Another name for an if-then statement is a conditional. Every conditional has two parts. The part following if is the hypothesis, and the part following then is the conclusion.
Identifying the Hypothesis and the Conclusion
Identify the hypothesis and the conclusion of this conditional statement:
If today is the first day of fall, then the month is September.
Hypothesis: Today is the first day of fall.
Conclusion: The month is September.
You can write many sentences as conditionals.
Writing a Conditional
Write each sentence as a conditional.
-
A rectangle has four right angles.
If a figure is a rectangle, then it has four right angles. -
A tiger is an animal.
If something is a tiger, then it is an animal.
A conditional can have a truth value of true or false. To show that a conditional is true, show that every time the hypothesis is true, the conclusion is also true. To show that a conditional is false, you need to find only one counterexample for which the hypothesis is true and the conclusion is false.
Finding a Counterexample
Show that this conditional is false by finding a counterexample:
If it is February, then there are only 28 days in the month.

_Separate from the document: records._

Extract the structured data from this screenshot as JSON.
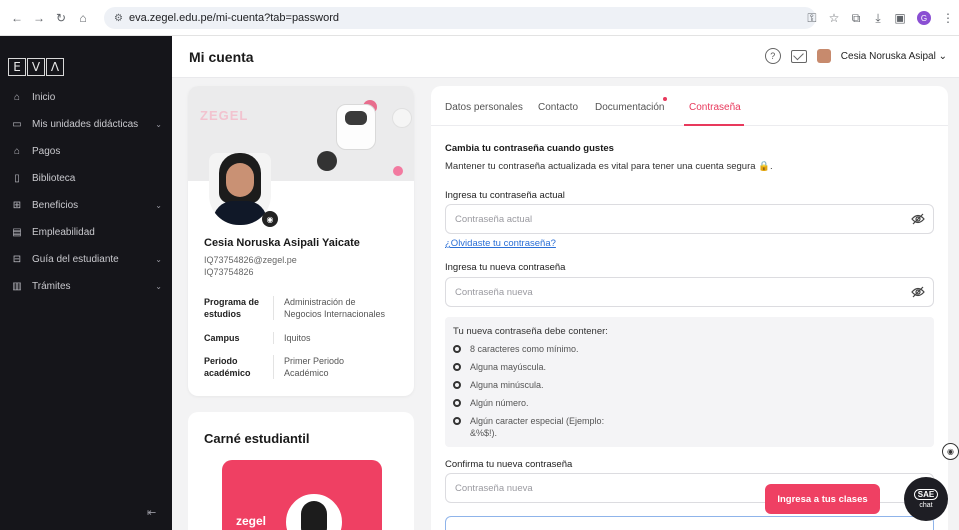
{
  "browser": {
    "url": "eva.zegel.edu.pe/mi-cuenta?tab=password",
    "profile_initial": "G"
  },
  "sidebar": {
    "logo_letters": [
      "E",
      "V",
      "Λ"
    ],
    "items": [
      {
        "label": "Inicio",
        "icon": "home-icon",
        "has_chevron": false
      },
      {
        "label": "Mis unidades didácticas",
        "icon": "book-icon",
        "has_chevron": true
      },
      {
        "label": "Pagos",
        "icon": "bank-icon",
        "has_chevron": false
      },
      {
        "label": "Biblioteca",
        "icon": "library-icon",
        "has_chevron": false
      },
      {
        "label": "Beneficios",
        "icon": "grid-icon",
        "has_chevron": true
      },
      {
        "label": "Empleabilidad",
        "icon": "briefcase-icon",
        "has_chevron": false
      },
      {
        "label": "Guía del estudiante",
        "icon": "guide-icon",
        "has_chevron": true
      },
      {
        "label": "Trámites",
        "icon": "document-icon",
        "has_chevron": true
      }
    ]
  },
  "header": {
    "title": "Mi cuenta",
    "user_name": "Cesia Noruska Asipal",
    "help_symbol": "?"
  },
  "profile": {
    "banner_logo": "ZEGEL",
    "name": "Cesia Noruska Asipali Yaicate",
    "email": "IQ73754826@zegel.pe",
    "code": "IQ73754826",
    "fields": [
      {
        "key": [
          "Programa de",
          "estudios"
        ],
        "value": [
          "Administración de",
          "Negocios Internacionales"
        ]
      },
      {
        "key": [
          "Campus"
        ],
        "value": [
          "Iquitos"
        ]
      },
      {
        "key": [
          "Periodo",
          "académico"
        ],
        "value": [
          "Primer Periodo",
          "Académico"
        ]
      }
    ]
  },
  "carnet": {
    "title": "Carné estudiantil",
    "logo": "zegel"
  },
  "tabs": [
    {
      "label": "Datos personales",
      "active": false
    },
    {
      "label": "Contacto",
      "active": false
    },
    {
      "label": "Documentación",
      "active": false
    },
    {
      "label": "Contraseña",
      "active": true
    }
  ],
  "form": {
    "heading": "Cambia tu contraseña cuando gustes",
    "description": "Mantener tu contraseña actualizada es vital para tener una cuenta segura 🔒.",
    "current_label": "Ingresa tu contraseña actual",
    "current_placeholder": "Contraseña actual",
    "forgot_link": "¿Olvidaste tu contraseña?",
    "new_label": "Ingresa tu nueva contraseña",
    "new_placeholder": "Contraseña nueva",
    "requirements_title": "Tu nueva contraseña debe contener:",
    "requirements": [
      [
        "8 caracteres como mínimo."
      ],
      [
        "Alguna mayúscula."
      ],
      [
        "Alguna minúscula."
      ],
      [
        "Algún número."
      ],
      [
        "Algún caracter especial (Ejemplo:",
        "&%$!)."
      ]
    ],
    "confirm_label": "Confirma tu nueva contraseña",
    "confirm_placeholder": "Contraseña nueva"
  },
  "floating": {
    "cta_label": "Ingresa a tus clases",
    "chat_badge": "SAE",
    "chat_label": "chat"
  },
  "colors": {
    "accent": "#e8395c",
    "sidebar_bg": "#15151a",
    "cta_bg": "#ef4063"
  }
}
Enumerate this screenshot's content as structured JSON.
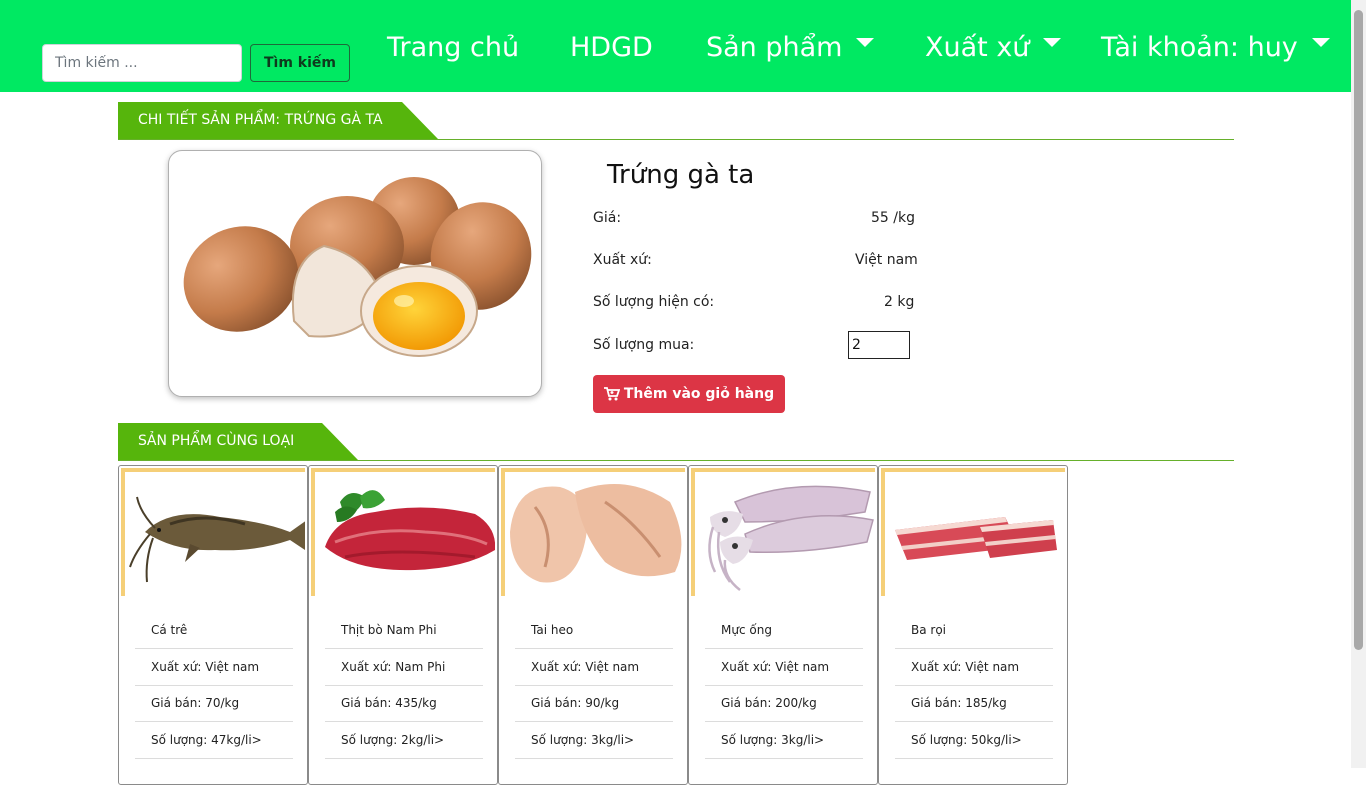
{
  "navbar": {
    "search_placeholder": "Tìm kiếm ...",
    "search_button": "Tìm kiếm",
    "home": "Trang chủ",
    "hdgd": "HDGD",
    "products": "Sản phẩm",
    "origin": "Xuất xứ",
    "account": "Tài khoản: huy",
    "bg_color": "#00e962"
  },
  "detail": {
    "section_title": "CHI TIẾT SẢN PHẨM: TRỨNG GÀ TA",
    "name": "Trứng gà ta",
    "price_label": "Giá:",
    "price_value": "55 /kg",
    "origin_label": "Xuất xứ:",
    "origin_value": "Việt nam",
    "stock_label": "Số lượng hiện có:",
    "stock_value": "2 kg",
    "qty_label": "Số lượng mua:",
    "qty_value": "2",
    "add_to_cart": "Thêm vào giỏ hàng",
    "image_icon": "eggs-image"
  },
  "related": {
    "section_title": "SẢN PHẨM CÙNG LOẠI",
    "items": [
      {
        "name": "Cá trê",
        "origin": "Xuất xứ: Việt nam",
        "price": "Giá bán: 70/kg",
        "qty": "Số lượng: 47kg/li>",
        "image_icon": "catfish-image"
      },
      {
        "name": "Thịt bò Nam Phi",
        "origin": "Xuất xứ: Nam Phi",
        "price": "Giá bán: 435/kg",
        "qty": "Số lượng: 2kg/li>",
        "image_icon": "beef-image"
      },
      {
        "name": "Tai heo",
        "origin": "Xuất xứ: Việt nam",
        "price": "Giá bán: 90/kg",
        "qty": "Số lượng: 3kg/li>",
        "image_icon": "pig-ear-image"
      },
      {
        "name": "Mực ống",
        "origin": "Xuất xứ: Việt nam",
        "price": "Giá bán: 200/kg",
        "qty": "Số lượng: 3kg/li>",
        "image_icon": "squid-image"
      },
      {
        "name": "Ba rọi",
        "origin": "Xuất xứ: Việt nam",
        "price": "Giá bán: 185/kg",
        "qty": "Số lượng: 50kg/li>",
        "image_icon": "pork-belly-image"
      }
    ]
  },
  "colors": {
    "accent_green": "#56b50c",
    "cart_red": "#dc3545",
    "card_accent": "#f5cf78"
  }
}
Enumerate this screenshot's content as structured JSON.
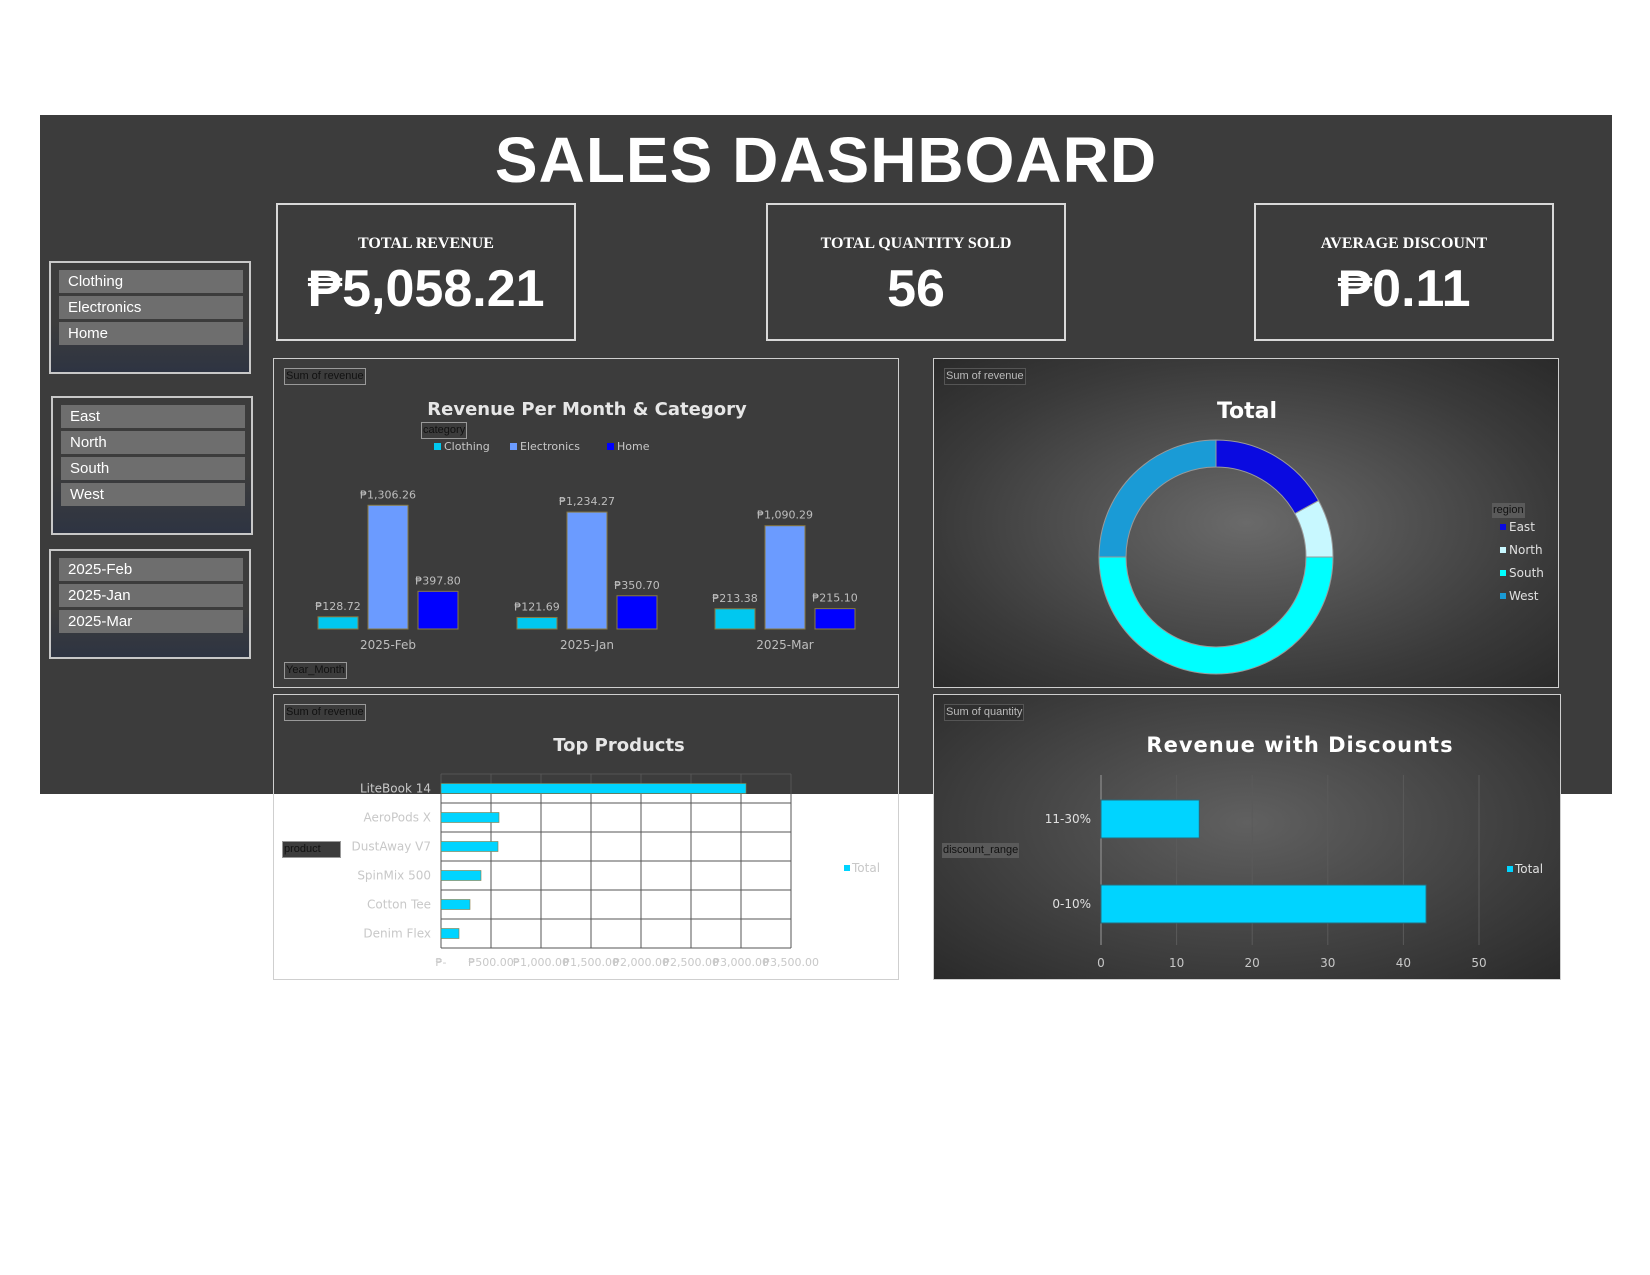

To show that this conditional is false, you need to find one counterexample that makes the hypothesis true and the conclusion false.
February in the year 2008 is a counterexample. Because 2008 is a leap year, the month of February has 29 days.
The conditional is false because February 2008 is a counterexample.
You can use a Venn diagram to better understand true conditional statements.
Using a Venn Diagram
Draw a Venn diagram to illustrate this conditional:
If you live in Chicago, then you live in Illinois.
The set of things that satisfy the hypothesis lies inside the set of things that satisfy the conclusion.